Pour se prononcer, les cardiologues doivent d’abord connaître la nature et l’importance du geste envisagé. En tenant compte de la pathologie cardiologique sousjacente, ils doivent sensibiliser à la fois le patient et le chirurgien aux risques inhérents aux modifications de l’anticoagulation durant cette période. Dans certaines situations (chirurgie de cataracte, soins dentaires ou dermatologiques), ils peuvent suggérer au chirurgien d’intervenir sans interruption ou avec une réduction transitoire des anticoagulants.

Informés de cette donnée, le chirurgien et son patient choisiront ou non de maintenir l’indication opératoire.

2. Evaluer les risques thrombo-emboliques et hémorragiques de la pathologie cardiovasculaire et de l’intervention

En effet, le niveau d’anticoagulation et l’exigence d’une substitution ne seront pas les mêmes pour un patient ayant présenté une fibrillation auriculaire réduite, que pour un porteur de valve mécanique mitrale. Cela conditionne également le choix de la molécule d’héparine retenue et son mode d’administration (discontinue ou seringue électrique).

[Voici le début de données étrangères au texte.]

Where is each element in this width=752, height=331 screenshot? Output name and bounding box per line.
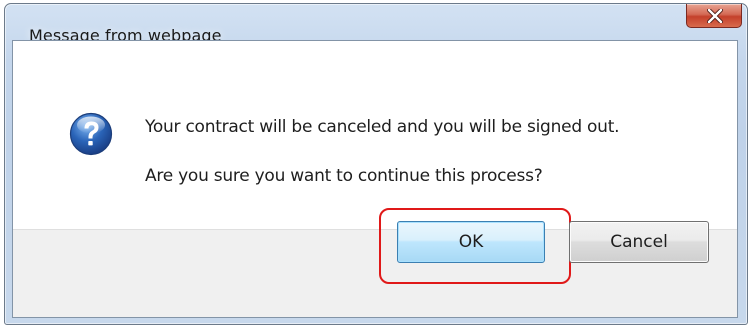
message-line-1: Your contract will be canceled and you w…	[145, 117, 620, 137]
title-bar[interactable]: Message from webpage	[5, 4, 747, 45]
screenshot-stage: Message from webpage Your contract will …	[0, 0, 752, 331]
dialog-client: Your contract will be canceled and you w…	[12, 40, 738, 318]
message-area: Your contract will be canceled and you w…	[13, 41, 737, 229]
close-icon	[707, 9, 723, 23]
cancel-button[interactable]: Cancel	[569, 221, 709, 263]
question-icon	[69, 112, 113, 156]
close-button[interactable]	[686, 4, 742, 28]
ok-button[interactable]: OK	[397, 221, 545, 263]
message-line-2: Are you sure you want to continue this p…	[145, 166, 543, 186]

Il ne faut pas oublier non plus le risque thrombo-embolique veineux propre à chaque chirurgie.

3. Définition et diffusion d’un protocole précis

En se basant sur les recommandations des sociétés savantes, celui-ci doit fixer l’INR cible, les règles du relais (avec superposition des anticoagulants jusqu’à obtention de l’INR correct) et les modalités de surveillance. Celui-ci doit idéalement être diffusé à tous les praticiens en charge du patient et expliqué au patient, pour qu’il sache vers qui il doit s’orienter à chaque étape.

En conclusion, par l’évaluation du risque thrombo-embolique lié à la maladie et une connaissance accrue des anticoagulants, les cardiologues ont donc un rôle important dans l’organisation de la gestion des anticoagulants en péri-opératoire. Outre l’information sur les risques liés à l’interruption transitoire du traitement, il est nécessaire qu’ils établissent les modalités pratiques de cette phase de transition délicate, qui dans la pratique n’est pas gérée par eux mais par leurs confrères chirurgiens, anesthésistes et généralistes.